(Montréal) Les poings liés depuis l’imposition d’une loi spéciale forçant leur retour au travail, il y a un an, les débardeurs du port de Montréal en ont assez : ils veulent que leur employeur s’engage entièrement dans les négociations sur leur prochaine convention collective.

Publié le 1er mai
Mathieu Paquette La Presse Canadienne

Le Syndicat des débardeurs a tenu une conférence de presse dimanche pour dénoncer ce qu’il qualifie de « mauvaise foi » de la part de l’Association des employeurs maritimes à la table des négociations.

Selon le syndicat, l’employeur tente de faire traîner le processus, puisque rien ne le force à trouver une entente rapidement depuis que le gouvernement fédéral a fait adopter une loi spéciale, le 30 avril 2021, pour forcer la reprise des activités au port de Montréal.

« L’employeur, petit train va loin, ses activités fonctionnent jours, soirs, nuits, fins de semaine, et il peut nous tenir comme ça jusqu’en 2023 ou 2024 s’il veut. Nous, on est rendu à dire que ça a assez duré », affirme sans détour le conseiller syndical pour le Syndicat des débardeurs, Michel Murray, lors d’une entrevue avec La Presse Canadienne.

Avant l’imposition de la loi spéciale, les 1125 débardeurs du port de Montréal avaient débrayé une première fois à l’été 2020, puis une seconde fois en avril 2021.

La ministre fédérale du Travail à ce moment, Filomena Tassi, avait fait adopter une loi spéciale forçant le retour au travail. La loi prévoyait aussi la nomination d’un médiateur-arbitre pour régler les questions encore en litige.

Un an plus tard, le syndicat sent que c’est l’employeur qui est toujours en position de force en raison de cette loi. Il reproche notamment à l’Association des employeurs maritimes de ne pas se rendre suffisamment disponible pour des séances de négociations.
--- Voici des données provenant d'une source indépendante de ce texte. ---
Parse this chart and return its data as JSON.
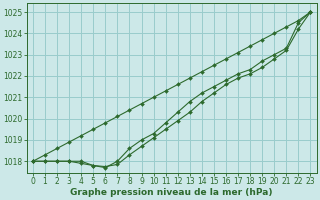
{
  "hours": [
    0,
    1,
    2,
    3,
    4,
    5,
    6,
    7,
    8,
    9,
    10,
    11,
    12,
    13,
    14,
    15,
    16,
    17,
    18,
    19,
    20,
    21,
    22,
    23
  ],
  "line_straight": [
    1018.0,
    1018.3,
    1018.6,
    1018.9,
    1019.2,
    1019.5,
    1019.8,
    1020.1,
    1020.4,
    1020.7,
    1021.0,
    1021.3,
    1021.6,
    1021.9,
    1022.2,
    1022.5,
    1022.8,
    1023.1,
    1023.4,
    1023.7,
    1024.0,
    1024.3,
    1024.6,
    1025.0
  ],
  "line_mid": [
    1018.0,
    1018.0,
    1018.0,
    1018.0,
    1017.9,
    1017.8,
    1017.75,
    1017.85,
    1018.3,
    1018.7,
    1019.1,
    1019.5,
    1019.9,
    1020.3,
    1020.8,
    1021.2,
    1021.6,
    1021.9,
    1022.1,
    1022.4,
    1022.8,
    1023.2,
    1024.2,
    1025.0
  ],
  "line_low": [
    1018.0,
    1018.0,
    1018.0,
    1018.0,
    1018.0,
    1017.8,
    1017.7,
    1018.0,
    1018.6,
    1019.0,
    1019.3,
    1019.8,
    1020.3,
    1020.8,
    1021.2,
    1021.5,
    1021.8,
    1022.1,
    1022.3,
    1022.7,
    1023.0,
    1023.3,
    1024.5,
    1025.0
  ],
  "bg_color": "#cce8e8",
  "grid_color": "#99cccc",
  "line_color": "#2d6a2d",
  "marker": "D",
  "marker_size": 2.0,
  "line_width": 0.8,
  "xlabel": "Graphe pression niveau de la mer (hPa)",
  "ylim": [
    1017.45,
    1025.4
  ],
  "yticks": [
    1018,
    1019,
    1020,
    1021,
    1022,
    1023,
    1024,
    1025
  ],
  "xticks": [
    0,
    1,
    2,
    3,
    4,
    5,
    6,
    7,
    8,
    9,
    10,
    11,
    12,
    13,
    14,
    15,
    16,
    17,
    18,
    19,
    20,
    21,
    22,
    23
  ],
  "xlabel_fontsize": 6.5,
  "tick_fontsize": 5.5
}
Les deux parties estiment qu’il reste environ 10 journées de négociations nécessaires pour compléter le processus requis par la loi spéciale. D’ici le 15 juillet, le syndicat a offert 67 journées de disponibilités au médiateur-arbitre. Or, selon le syndicat, l’employeur n’a fourni que cinq dates en retour.
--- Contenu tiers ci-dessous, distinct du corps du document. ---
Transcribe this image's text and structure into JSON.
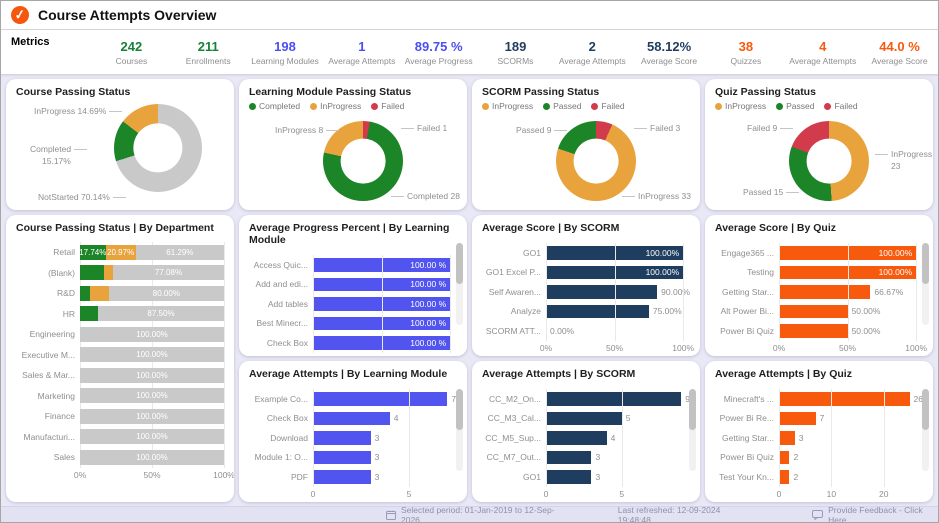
{
  "header": {
    "title": "Course Attempts Overview",
    "logo_glyph": "✓"
  },
  "colors": {
    "green": "#1B8527",
    "orange": "#E8A33C",
    "red": "#D13B4C",
    "gray": "#C9C9C9",
    "navy": "#1F3D5F",
    "indigo": "#5254F0",
    "bright_orange": "#F75A0D"
  },
  "metrics": {
    "label": "Metrics",
    "items": [
      {
        "value": "242",
        "label": "Courses",
        "color": "#188038"
      },
      {
        "value": "211",
        "label": "Enrollments",
        "color": "#188038"
      },
      {
        "value": "198",
        "label": "Learning Modules",
        "color": "#4B4FF0"
      },
      {
        "value": "1",
        "label": "Average Attempts",
        "color": "#4B4FF0"
      },
      {
        "value": "89.75 %",
        "label": "Average Progress",
        "color": "#4B4FF0"
      },
      {
        "value": "189",
        "label": "SCORMs",
        "color": "#1F3D5F"
      },
      {
        "value": "2",
        "label": "Average Attempts",
        "color": "#1F3D5F"
      },
      {
        "value": "58.12%",
        "label": "Average Score",
        "color": "#1F3D5F"
      },
      {
        "value": "38",
        "label": "Quizzes",
        "color": "#F75A0D"
      },
      {
        "value": "4",
        "label": "Average Attempts",
        "color": "#F75A0D"
      },
      {
        "value": "44.0 %",
        "label": "Average Score",
        "color": "#F75A0D"
      }
    ]
  },
  "donuts": {
    "course": {
      "title": "Course Passing Status",
      "slices": [
        {
          "label": "NotStarted",
          "pct": 70.14,
          "color": "#C9C9C9"
        },
        {
          "label": "Completed",
          "pct": 15.17,
          "color": "#1B8527"
        },
        {
          "label": "InProgress",
          "pct": 14.69,
          "color": "#E8A33C"
        }
      ],
      "labels": {
        "top": "InProgress 14.69%",
        "left1": "Completed",
        "left2": "15.17%",
        "bottom": "NotStarted 70.14%"
      }
    },
    "lm": {
      "title": "Learning Module Passing Status",
      "legend": [
        {
          "label": "Completed",
          "color": "#1B8527"
        },
        {
          "label": "InProgress",
          "color": "#E8A33C"
        },
        {
          "label": "Failed",
          "color": "#D13B4C"
        }
      ],
      "slices": [
        {
          "label": "Failed",
          "pct": 2.7,
          "color": "#D13B4C"
        },
        {
          "label": "Completed",
          "pct": 75.68,
          "color": "#1B8527"
        },
        {
          "label": "InProgress",
          "pct": 21.62,
          "color": "#E8A33C"
        }
      ],
      "labels": {
        "top_left": "InProgress 8",
        "top_right": "Failed 1",
        "bottom_right": "Completed 28"
      }
    },
    "scorm": {
      "title": "SCORM Passing Status",
      "legend": [
        {
          "label": "InProgress",
          "color": "#E8A33C"
        },
        {
          "label": "Passed",
          "color": "#1B8527"
        },
        {
          "label": "Failed",
          "color": "#D13B4C"
        }
      ],
      "slices": [
        {
          "label": "Failed",
          "pct": 6.67,
          "color": "#D13B4C"
        },
        {
          "label": "InProgress",
          "pct": 73.33,
          "color": "#E8A33C"
        },
        {
          "label": "Passed",
          "pct": 20.0,
          "color": "#1B8527"
        }
      ],
      "labels": {
        "top_left": "Passed 9",
        "top_right": "Failed 3",
        "bottom_right": "InProgress 33"
      }
    },
    "quiz": {
      "title": "Quiz Passing Status",
      "legend": [
        {
          "label": "InProgress",
          "color": "#E8A33C"
        },
        {
          "label": "Passed",
          "color": "#1B8527"
        },
        {
          "label": "Failed",
          "color": "#D13B4C"
        }
      ],
      "slices": [
        {
          "label": "InProgress",
          "pct": 48.94,
          "color": "#E8A33C"
        },
        {
          "label": "Passed",
          "pct": 31.91,
          "color": "#1B8527"
        },
        {
          "label": "Failed",
          "pct": 19.15,
          "color": "#D13B4C"
        }
      ],
      "labels": {
        "top_left": "Failed 9",
        "right1": "InProgress",
        "right2": "23",
        "bottom_left": "Passed 15"
      }
    }
  },
  "dept_chart": {
    "title": "Course Passing Status | By Department",
    "ticks": [
      {
        "v": 0,
        "label": "0%"
      },
      {
        "v": 50,
        "label": "50%"
      },
      {
        "v": 100,
        "label": "100%"
      }
    ],
    "rows": [
      {
        "label": "Retail",
        "segments": [
          {
            "pct": 17.74,
            "color": "green",
            "text": "17.74%"
          },
          {
            "pct": 20.97,
            "color": "orange",
            "text": "20.97%"
          },
          {
            "pct": 61.29,
            "color": "gray",
            "text": "61.29%"
          }
        ]
      },
      {
        "label": "(Blank)",
        "segments": [
          {
            "pct": 16.67,
            "color": "green",
            "text": ""
          },
          {
            "pct": 6.25,
            "color": "orange",
            "text": ""
          },
          {
            "pct": 77.08,
            "color": "gray",
            "text": "77.08%"
          }
        ]
      },
      {
        "label": "R&D",
        "segments": [
          {
            "pct": 6.67,
            "color": "green",
            "text": ""
          },
          {
            "pct": 13.33,
            "color": "orange",
            "text": ""
          },
          {
            "pct": 80.0,
            "color": "gray",
            "text": "80.00%"
          }
        ]
      },
      {
        "label": "HR",
        "segments": [
          {
            "pct": 12.5,
            "color": "green",
            "text": ""
          },
          {
            "pct": 87.5,
            "color": "gray",
            "text": "87.50%"
          }
        ]
      },
      {
        "label": "Engineering",
        "segments": [
          {
            "pct": 100,
            "color": "gray",
            "text": "100.00%"
          }
        ]
      },
      {
        "label": "Executive M...",
        "segments": [
          {
            "pct": 100,
            "color": "gray",
            "text": "100.00%"
          }
        ]
      },
      {
        "label": "Sales & Mar...",
        "segments": [
          {
            "pct": 100,
            "color": "gray",
            "text": "100.00%"
          }
        ]
      },
      {
        "label": "Marketing",
        "segments": [
          {
            "pct": 100,
            "color": "gray",
            "text": "100.00%"
          }
        ]
      },
      {
        "label": "Finance",
        "segments": [
          {
            "pct": 100,
            "color": "gray",
            "text": "100.00%"
          }
        ]
      },
      {
        "label": "Manufacturi...",
        "segments": [
          {
            "pct": 100,
            "color": "gray",
            "text": "100.00%"
          }
        ]
      },
      {
        "label": "Sales",
        "segments": [
          {
            "pct": 100,
            "color": "gray",
            "text": "100.00%"
          }
        ]
      }
    ]
  },
  "bar_charts": [
    {
      "id": "progress-lm",
      "title": "Average Progress Percent | By Learning Module",
      "color": "#5254F0",
      "max": 105,
      "inside_threshold": 100,
      "scrollbar": true,
      "ticks": [
        {
          "v": 0,
          "label": "0 %"
        },
        {
          "v": 50,
          "label": "50 %"
        },
        {
          "v": 100,
          "label": "100 %"
        }
      ],
      "items": [
        {
          "label": "Access Quic...",
          "value": 100,
          "text": "100.00 %"
        },
        {
          "label": "Add and edi...",
          "value": 100,
          "text": "100.00 %"
        },
        {
          "label": "Add tables",
          "value": 100,
          "text": "100.00 %"
        },
        {
          "label": "Best Minecr...",
          "value": 100,
          "text": "100.00 %"
        },
        {
          "label": "Check Box",
          "value": 100,
          "text": "100.00 %"
        }
      ]
    },
    {
      "id": "score-scorm",
      "title": "Average Score | By SCORM",
      "color": "#1F3D5F",
      "max": 105,
      "inside_threshold": 100,
      "scrollbar": false,
      "ticks": [
        {
          "v": 0,
          "label": "0%"
        },
        {
          "v": 50,
          "label": "50%"
        },
        {
          "v": 100,
          "label": "100%"
        }
      ],
      "items": [
        {
          "label": "GO1",
          "value": 100,
          "text": "100.00%"
        },
        {
          "label": "GO1 Excel P...",
          "value": 100,
          "text": "100.00%"
        },
        {
          "label": "Self Awaren...",
          "value": 90,
          "text": "90.00%"
        },
        {
          "label": "Analyze",
          "value": 75,
          "text": "75.00%"
        },
        {
          "label": "SCORM ATT...",
          "value": 0,
          "text": "0.00%"
        }
      ]
    },
    {
      "id": "score-quiz",
      "title": "Average Score | By Quiz",
      "color": "#F75A0D",
      "max": 105,
      "inside_threshold": 100,
      "scrollbar": true,
      "ticks": [
        {
          "v": 0,
          "label": "0%"
        },
        {
          "v": 50,
          "label": "50%"
        },
        {
          "v": 100,
          "label": "100%"
        }
      ],
      "items": [
        {
          "label": "Engage365 ...",
          "value": 100,
          "text": "100.00%"
        },
        {
          "label": "Testing",
          "value": 100,
          "text": "100.00%"
        },
        {
          "label": "Getting Star...",
          "value": 66.67,
          "text": "66.67%"
        },
        {
          "label": "Alt Power Bi...",
          "value": 50,
          "text": "50.00%"
        },
        {
          "label": "Power Bi Quiz",
          "value": 50,
          "text": "50.00%"
        }
      ]
    },
    {
      "id": "attempts-lm",
      "title": "Average Attempts | By Learning Module",
      "color": "#5254F0",
      "max": 7.5,
      "inside_threshold": 9999,
      "scrollbar": true,
      "ticks": [
        {
          "v": 0,
          "label": "0"
        },
        {
          "v": 5,
          "label": "5"
        }
      ],
      "items": [
        {
          "label": "Example Co...",
          "value": 7,
          "text": "7"
        },
        {
          "label": "Check Box",
          "value": 4,
          "text": "4"
        },
        {
          "label": "Download",
          "value": 3,
          "text": "3"
        },
        {
          "label": "Module 1: O...",
          "value": 3,
          "text": "3"
        },
        {
          "label": "PDF",
          "value": 3,
          "text": "3"
        }
      ]
    },
    {
      "id": "attempts-scorm",
      "title": "Average Attempts | By SCORM",
      "color": "#1F3D5F",
      "max": 9.5,
      "inside_threshold": 9999,
      "scrollbar": true,
      "ticks": [
        {
          "v": 0,
          "label": "0"
        },
        {
          "v": 5,
          "label": "5"
        }
      ],
      "items": [
        {
          "label": "CC_M2_On...",
          "value": 9,
          "text": "9"
        },
        {
          "label": "CC_M3_Cal...",
          "value": 5,
          "text": "5"
        },
        {
          "label": "CC_M5_Sup...",
          "value": 4,
          "text": "4"
        },
        {
          "label": "CC_M7_Out...",
          "value": 3,
          "text": "3"
        },
        {
          "label": "GO1",
          "value": 3,
          "text": "3"
        }
      ]
    },
    {
      "id": "attempts-quiz",
      "title": "Average Attempts | By Quiz",
      "color": "#F75A0D",
      "max": 27.5,
      "inside_threshold": 9999,
      "scrollbar": true,
      "ticks": [
        {
          "v": 0,
          "label": "0"
        },
        {
          "v": 10,
          "label": "10"
        },
        {
          "v": 20,
          "label": "20"
        }
      ],
      "items": [
        {
          "label": "Minecraft's ...",
          "value": 26,
          "text": "26"
        },
        {
          "label": "Power Bi Re...",
          "value": 7,
          "text": "7"
        },
        {
          "label": "Getting Star...",
          "value": 3,
          "text": "3"
        },
        {
          "label": "Power Bi Quiz",
          "value": 2,
          "text": "2"
        },
        {
          "label": "Test Your Kn...",
          "value": 2,
          "text": "2"
        }
      ]
    }
  ],
  "footer": {
    "selected_period": "Selected period: 01-Jan-2019 to 12-Sep-2026",
    "last_refreshed": "Last refreshed: 12-09-2024 19:48:48",
    "feedback": "Provide Feedback - Click Here"
  }
}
Contactée par La Presse Canadienne pour valider cette information, l’Association des employeurs maritimes a déclaré qu’elle ne ferait aucun commentaire.

« Ça ne fait aucun sens que d’ici le 15 juillet, l’employeur n’ait que cinq jours de disponibilités pour compléter un processus qui est un processus d’exception. […] L’employeur veut nous envoyer à l’automne pour continuer à perdre du temps et peut-être gagner son point sur la durée de la convention collective », croit M. Murray.
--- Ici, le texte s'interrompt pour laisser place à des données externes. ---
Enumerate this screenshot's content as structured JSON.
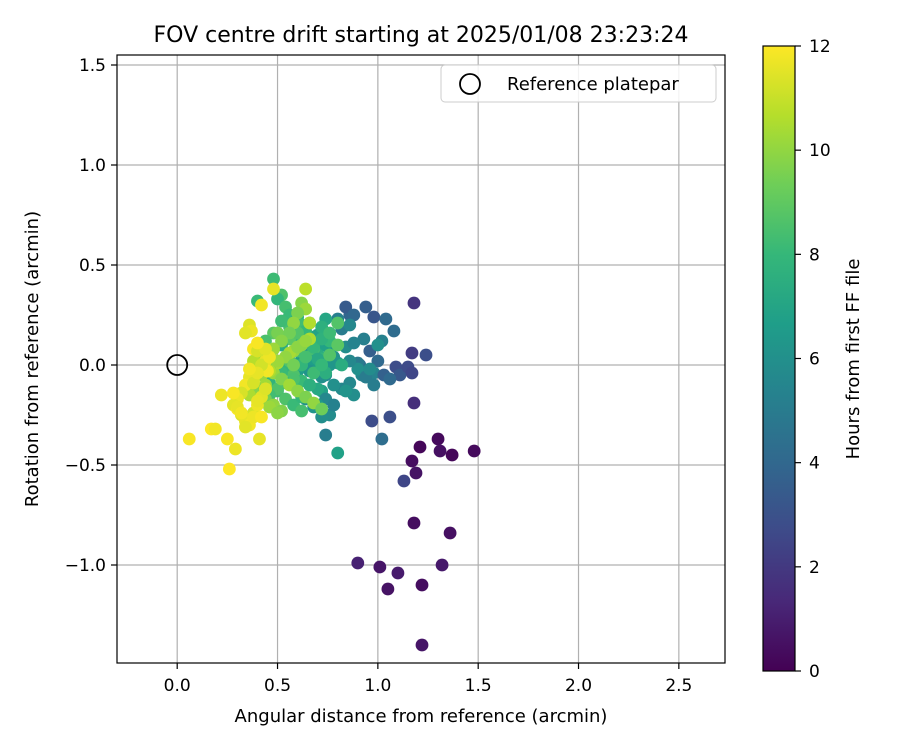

Le syndicat veut d’abord signer un contrat de travail qui s’échelonnera jusqu’à la fin de l’année, afin d’ensuite reprendre les négociations sur la convention collective sur le même pied d’égalité que l’employeur.

« On veut retrouver notre droit à la libre négociation le plus rapidement possible », tranche M. Murray.

La direction absente de la table

En plus de critiquer la disponibilité de l’employeur pendant les négociations, le syndicat lui reproche aussi de ne pas amener ses principaux dirigeants à la table.

« Depuis trois ans, il y a quatre présidents qui se sont succédé à l’Association des employeurs maritimes. Il y en a un seul qui s’est présenté à une table des négociations. Un seul. C’est inimaginable que le président ne se pointe pas à la table », se désole Michel Murray.

Le porte-parole du syndicat va même jusqu’à dire qu’il serait plus efficace pour les débardeurs de négocier directement avec les entreprises maritimes, puisque les personnes devant eux à la table des négociations ne sont pas celles qui prennent les décisions.

« C’est pour ça qu’on dit au ministre (fédéral du Travail, Seamus O’Regan, NDLR) de retourner voir le Code du travail, parce que cette association patronale là, elle est inefficace. »

La dernière convention collective des débardeurs du port de Montréal est échue depuis décembre 2018.

La loi spéciale interdit au syndicat de déclencher une nouvelle grève, à défaut de quoi il se rend passible d’amendes de 100 000 $ par jour d’infraction. L’employeur est aussi contraint de respecter la loi, sous peine des mêmes conséquences.